Alors qu’il célèbre encore son centenaire, le Parc National des Virunga (PNVi) vient de livrer un bilan 2025 empreint d'un optimisme paradoxal. Entre naissances records de grands singes et avancées énergétiques majeures, le joyau naturel de la République démocratique du Congo prouve sa capacité à prospérer au cœur d'un contexte sécuritaire pourtant critique.
Le fait marquant de l’exercice 2025 reste sans conteste la vitalité des populations de primates. Bienvenu Bwende, responsable de la communication du parc, a révélé l’enregistrement de huit naissances de gorilles de montagne. Ce succès est complété par une victoire scientifique au nord, à Tchabirimu, où la réintroduction de gorilles de plaine s'est soldée par deux naissances supplémentaires. L'adaptation de ces femelles, surveillée par les experts de Gorilla Doctors, représente l'aboutissement de cinq années de collaboration internationale.
« En tant que conservateur dans l’âme, le plus grand succès c’est d’avoir maintenu la biodiversité malgré les conditions difficiles. C’est notamment des bons résultats dans le cadre de la conservation des gorilles de montagne, mais je peux rallonger la liste avec ce que nous avons réussi à faire au niveau de Tchabirimu avec une réintroduction réussie et qui est entrain de sauver les espèces de gorilles qui se trouvent dans cette partie du Par national des Virunga », a martelé Bienvenue Bwende.
Cette réussite biologique est d'autant plus remarquable qu'elle s'est déroulée dans un environnement marqué par l'instabilité liée aux conflits armés.

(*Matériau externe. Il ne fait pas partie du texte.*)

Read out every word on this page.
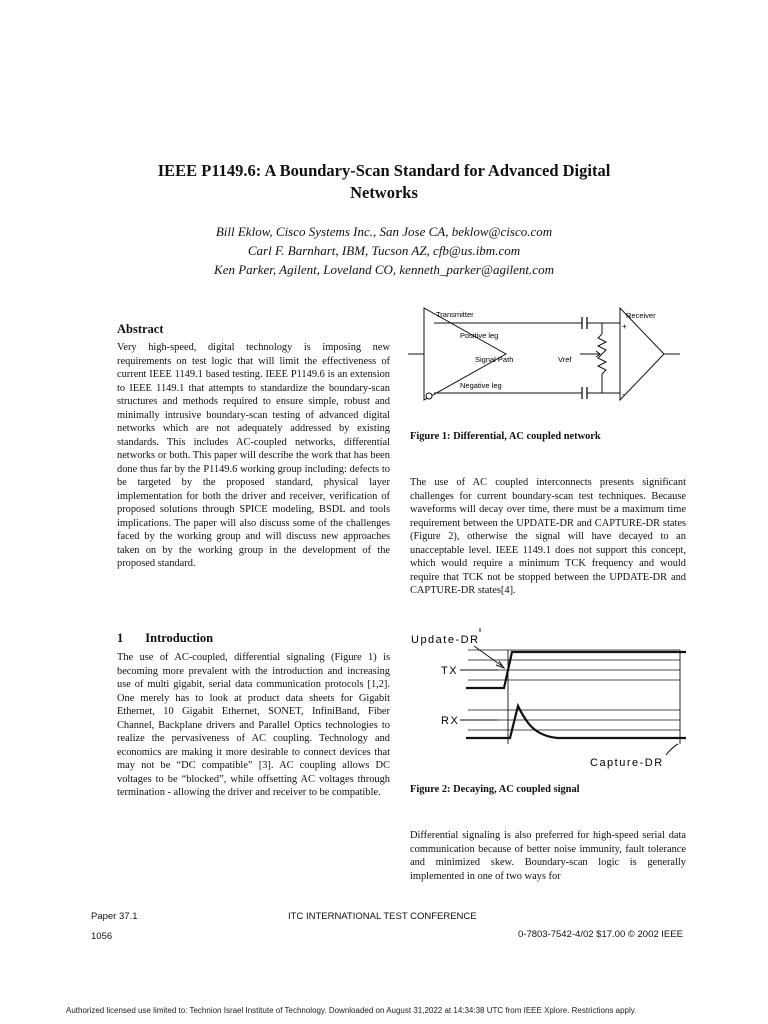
IEEE P1149.6: A Boundary-Scan Standard for Advanced Digital
Networks
Bill Eklow, Cisco Systems Inc., San Jose CA, beklow@cisco.com
Carl F. Barnhart, IBM, Tucson AZ, cfb@us.ibm.com
Ken Parker, Agilent, Loveland CO, kenneth_parker@agilent.com
Abstract
Very high-speed, digital technology is imposing new requirements on test logic that will limit the effectiveness of current IEEE 1149.1 based testing. IEEE P1149.6 is an extension to IEEE 1149.1 that attempts to standardize the boundary-scan structures and methods required to ensure simple, robust and minimally intrusive boundary-scan testing of advanced digital networks which are not adequately addressed by existing standards. This includes AC-coupled networks, differential networks or both. This paper will describe the work that has been done thus far by the P1149.6 working group including: defects to be targeted by the proposed standard, physical layer implementation for both the driver and receiver, verification of proposed solutions through SPICE modeling, BSDL and tools implications. The paper will also discuss some of the challenges faced by the working group and will discuss new approaches taken on by the working group in the development of the proposed standard.
1 Introduction
The use of AC-coupled, differential signaling (Figure 1) is becoming more prevalent with the introduction and increasing use of multi gigabit, serial data communication protocols [1,2]. One merely has to look at product data sheets for Gigabit Ethernet, 10 Gigabit Ethernet, SONET, InfiniBand, Fiber Channel, Backplane drivers and Parallel Optics technologies to realize the pervasiveness of AC coupling. Technology and economics are making it more desirable to connect devices that may not be “DC compatible” [3]. AC coupling allows DC voltages to be “blocked”, while offsetting AC voltages through termination - allowing the driver and receiver to be compatible.
Transmitter	Receiver
Positive leg
Signal Path	Vref
Negative leg
+
-
Figure 1: Differential, AC coupled network
The use of AC coupled interconnects presents significant challenges for current boundary-scan test techniques. Because waveforms will decay over time, there must be a maximum time requirement between the UPDATE-DR and CAPTURE-DR states (Figure 2), otherwise the signal will have decayed to an unacceptable level. IEEE 1149.1 does not support this concept, which would require a minimum TCK frequency and would require that TCK not be stopped between the UPDATE-DR and CAPTURE-DR states[4].
Update-DR
TX
RX
Capture-DR
Figure 2: Decaying, AC coupled signal
Differential signaling is also preferred for high-speed serial data communication because of better noise immunity, fault tolerance and minimized skew. Boundary-scan logic is generally implemented in one of two ways for
Paper 37.1
1056
ITC INTERNATIONAL TEST CONFERENCE
0-7803-7542-4/02 $17.00 © 2002 IEEE
Authorized licensed use limited to: Technion Israel Institute of Technology. Downloaded on August 31,2022 at 14:34:38 UTC from IEEE Xplore. Restrictions apply.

La direction du parc a dû opérer un repli stratégique vers Mutsora (secteur Nord) après avoir perdu le contrôle d'une partie des secteurs Sud et Centre.

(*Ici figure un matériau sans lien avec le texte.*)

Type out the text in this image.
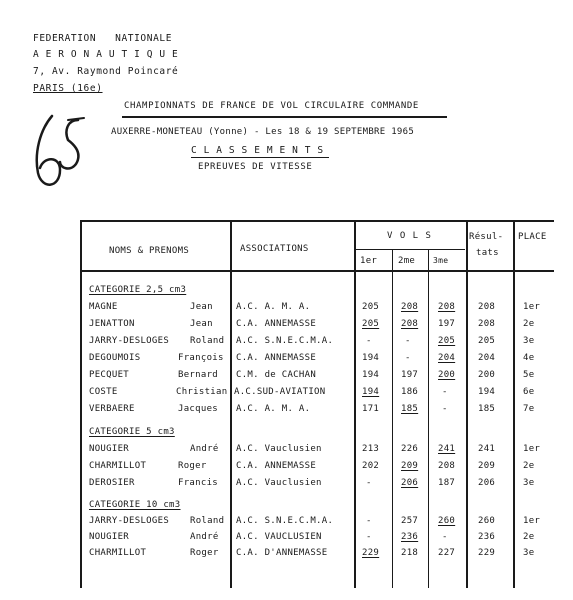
FEDERATION   NATIONALE
A E R O N A U T I Q U E
7, Av. Raymond Poincaré
PARIS (16e)
CHAMPIONNATS DE FRANCE DE VOL CIRCULAIRE COMMANDE
AUXERRE-MONETEAU (Yonne) - Les 18 & 19 SEPTEMBRE 1965
C L A S S E M E N T S
EPREUVES DE VITESSE
NOMS & PRENOMS	ASSOCIATIONS
V O L S
1er 2me 3me
Résul-
tats
PLACE
CATEGORIE 2,5 cm3
MAGNE	Jean	A.C. A. M. A.	205 208 208	208	1er
JENATTON	Jean	C.A. ANNEMASSE	205 208 197	208	2e
JARRY-DESLOGES Roland A.C. S.N.E.C.M.A.	-	-	205	205	3e
DEGOUMOIS	François C.A. ANNEMASSE	194	-	204	204	4e
PECQUET	Bernard C.M. de CACHAN	194 197 200	200	5e
COSTE	Christian A.C.SUD-AVIATION	194 186	-	194	6e
VERBAERE	Jacques A.C. A. M. A.	171 185	-	185	7e
CATEGORIE 5 cm3
NOUGIER	André A.C. Vauclusien	213 226 241	241	1er
CHARMILLOT	Roger	C.A. ANNEMASSE	202 209 208	209	2e
DEROSIER	Francis A.C. Vauclusien	-	206 187	206	3e
CATEGORIE 10 cm3
JARRY-DESLOGES Roland A.C. S.N.E.C.M.A.	-	257 260	260	1er
NOUGIER	André A.C. VAUCLUSIEN	-	236	-	236	2e
CHARMILLOT	Roger C.A. D'ANNEMASSE	229 218 227	229	3e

Toutefois, la stratégie de conservation n'a pas faibli. Grâce au dévouement des pisteurs communautaires, qui ont pris le relais dans les zones inaccessibles aux éco-gardes, le parc a maintenu un suivi quotidien des espèces. Aujourd'hui, l'institution affirme avoir repris le contrôle de 65 % de son territoire, notant au passage une évolution positive des populations d'éléphants, de buffles et d'hippopotames.
Le PNVi ne se limite plus à la simple protection de la faune ; il s'impose désormais comme un acteur clé du développement régional. Malgré les combats, l’année 2025 a vu la mise en service de la première phase de la centrale hydroélectrique de Rwanguba. Avec une production de 15 mégawatts, ce projet alimente déjà Goma, Rutshuru et Nyiragongo, prouvant que la protection de la nature peut être un moteur de relance économique pour les populations locales, comme l'a su bien souligné le responsable de la communication du parc.
Cent ans après sa création en 1925, le premier parc d’Afrique demeure un bastion de ténacité. Pour les gestionnaires de l’ICCN, ce bilan « positif contre toute attente » témoigne d'une volonté inébranlable : celle de concilier la sauvegarde d'un patrimoine mondial unique avec les besoins vitaux des communautés du Nord-Kivu, même au milieu des bruits de bottes.
Bienvenue Bwende a remercié tous ceux qui interviennent d'une manière ou d'une autre à la protection et la survie du Parc National des Virunga.